Referring to the inhalative toxicity, Glyoxal 40% as aerosol was shown to be harmful by inhalation. An LC50 value of 2.44 mg/L air was reported for Wistar rats of both sexes following nose-only exposure for 4 hours to analytical concentrations of Glyoxal of 2.2, 2.6 and 2.7 mg/L air (Hoechst 84.0378; 1984). Mortalities (20, 50, and 100%, respectively) were seen at all three concentrations tested. A further acute inhalation toxicity study was conducted with Glyoxal 80 (white powder, purity 80%); the rats were exposed to the technically highest possible Glyoxal (dust) concentration of 1.3 mg/L air (Hoechst 84.0693; 1984). No mortalities were observed. Thus, the LC50 in the present case was > 1.3 mg/L air for both sexes.

In Inhalation Risk Tests Sprague-Dawley rats were whole-body exposed to an atmosphere saturated with volatile components of the test item for 7 hours. The test concentration was estimated to be 11.56 mg/L air. None of the animals died. An LC50 > 11.56 mg/L air was deduced (BASF SE 77/99). In further Inhalation Hazard Tests conducted as described in Annex 5 of the OECD TG 403 dated 1981, Wistar rats were nose only exposed to an atmosphere saturated with volatile components of Glyoxal 40T or Glyoxal 40N at 20 °C and for 7 hours. None of the animals died during exposure. Irregular respiration frequency was noticed (Hoechst 84.0443; Hoechst 84.0450). When 12 rats (sex not specified) were whole body exposed to an atmosphere saturated with volatile components of Glyoxal (30-40%) at 20°C and for 8 hours, none of the animals died (BASF SE XIII/258; BASF SE XII/257).

Acute dermal

The acute toxic potential for the dermal route was examined after a single semi-occlusive application of Glyoxal 40% aqueous solution at a dose level of 2000 mg/kg bw to the skin of Wistar rats of both sexes. Neither mortality nor clinical symptoms of toxicity were observed (BASF AG 85/248; 1985). Thus, the LD50 for both, males and females, was > 2000 mg/kg bw.

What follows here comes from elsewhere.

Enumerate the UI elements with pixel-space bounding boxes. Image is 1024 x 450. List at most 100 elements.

Justification for classification or non-classification

Classification, Labeling, and Packaging Regulation (EC) No 1272/2008

The substance is already listed in Annex VI of Regulation (EC) No 1272/2008 and classified with Cat. 4* (H332:" Harmful if inhaled";*meaning minimum classification for this category).

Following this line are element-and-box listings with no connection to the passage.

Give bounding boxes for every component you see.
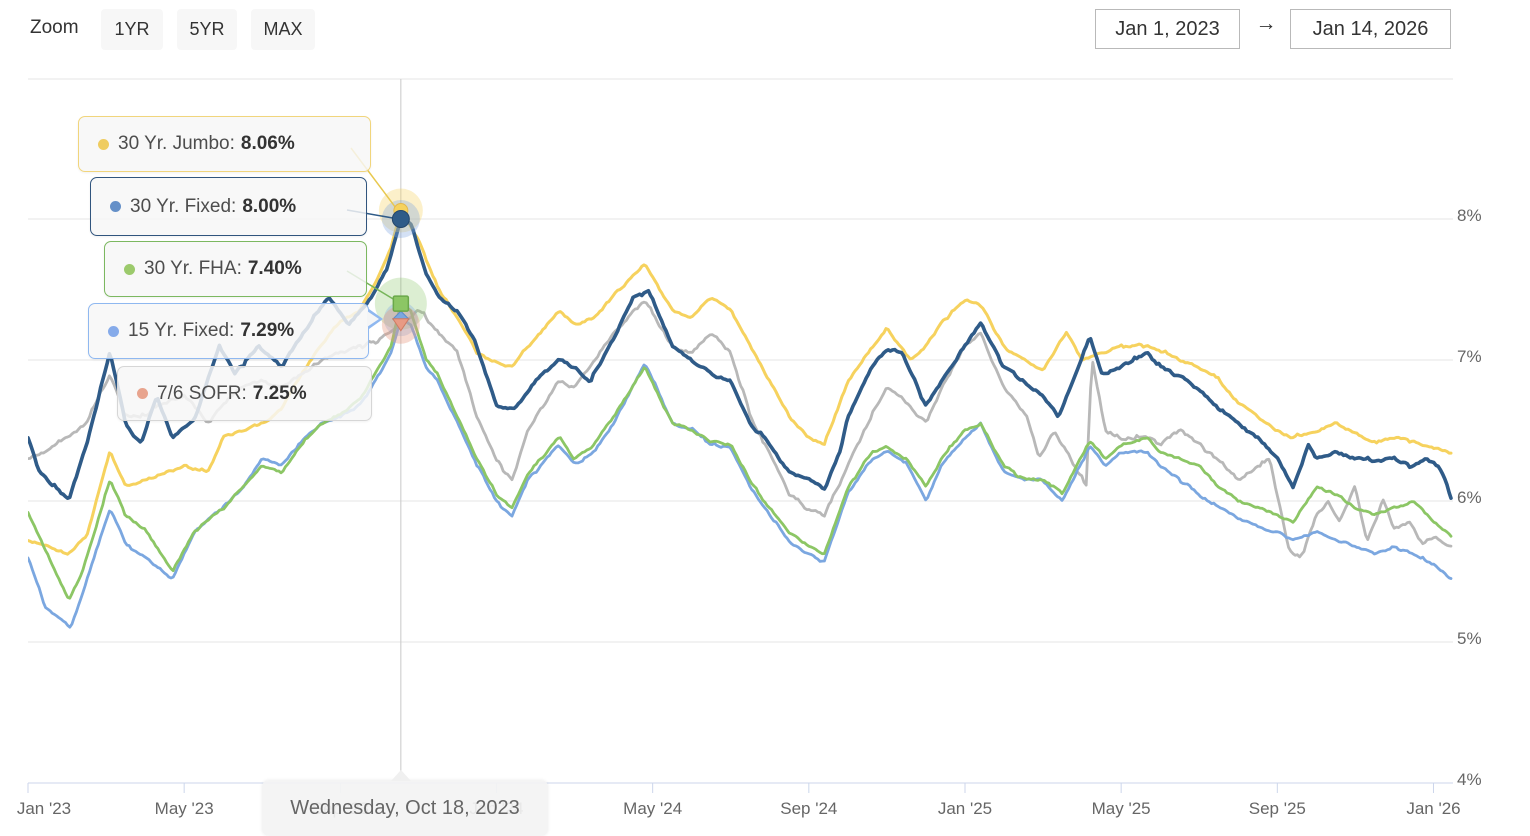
series-dot-icon (98, 138, 109, 150)
tooltip-series-label: 30 Yr. Fixed: (130, 195, 237, 217)
tooltip-30yr-jumbo: 30 Yr. Jumbo: 8.06% (78, 116, 371, 172)
tooltip-series-value: 7.29% (240, 320, 295, 341)
y-axis-label: 4% (1457, 770, 1482, 789)
series-dot-icon (110, 201, 121, 212)
tooltip-series-label: 7/6 SOFR: (157, 382, 247, 404)
date-from-input[interactable]: Jan 1, 2023 (1095, 9, 1240, 49)
zoom-max-button[interactable]: MAX (251, 9, 315, 50)
y-axis-label: 6% (1457, 488, 1482, 507)
y-axis-label: 7% (1457, 347, 1482, 366)
arrow-right-icon: → (1255, 12, 1277, 35)
tooltip-76-sofr: 7/6 SOFR: 7.25% (117, 366, 372, 421)
tooltip-date: Wednesday, Oct 18, 2023 (262, 770, 548, 836)
tooltip-callout-arrow-inner (367, 311, 379, 327)
x-axis-label: Sep '25 (1248, 799, 1306, 818)
tooltip-15yr-fixed: 15 Yr. Fixed: 7.29% (88, 303, 369, 359)
tooltip-30yr-fha: 30 Yr. FHA: 7.40% (104, 241, 367, 297)
x-axis-label: May '23 (154, 799, 214, 818)
tooltip-series-value: 7.25% (252, 382, 307, 404)
zoom-1yr-button[interactable]: 1YR (101, 9, 163, 50)
tooltip-30yr-fixed: 30 Yr. Fixed: 8.00% (90, 177, 367, 236)
series-dot-icon (108, 325, 119, 337)
x-axis-label: Jan '23 (16, 799, 72, 818)
tooltip-series-label: 15 Yr. Fixed: (128, 320, 235, 341)
tooltip-date-arrow-icon (391, 770, 411, 781)
tooltip-series-label: 30 Yr. FHA: (144, 258, 242, 279)
y-axis-label: 5% (1457, 629, 1482, 648)
x-axis-label: Sep '24 (780, 799, 838, 818)
series-dot-icon (124, 263, 135, 275)
x-axis-label: May '25 (1091, 799, 1151, 818)
tooltip-series-value: 8.00% (242, 195, 297, 217)
tooltip-series-value: 8.06% (240, 133, 295, 154)
x-axis-label: Jan '25 (937, 799, 993, 818)
date-to-input[interactable]: Jan 14, 2026 (1290, 9, 1451, 49)
series-dot-icon (137, 388, 148, 399)
tooltip-series-label: 30 Yr. Jumbo: (118, 133, 235, 154)
y-axis-label: 8% (1457, 206, 1482, 225)
tooltip-series-value: 7.40% (247, 258, 302, 279)
x-axis-label: Jan '26 (1406, 799, 1461, 818)
zoom-5yr-button[interactable]: 5YR (177, 9, 237, 50)
x-axis-label: May '24 (623, 799, 683, 818)
zoom-label: Zoom (30, 17, 79, 38)
tooltip-date-text: Wednesday, Oct 18, 2023 (290, 797, 520, 819)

The available experimental test data are reliable and suitable for the purpose of classification under Regulation (EC) No 1272/2008.

Due to the inhalative toxicity of the aerosol observed for this test item (rat 4 h; LC50=2.44 mg/L), the substance is considered to be classified for acute inhalative toxicity under Regulation (EC) No 1272/2008, as amended for the tenth time in Regulation (EU) No 2017/776. No classification and labeling is warranted for acute dermal and oral toxicity.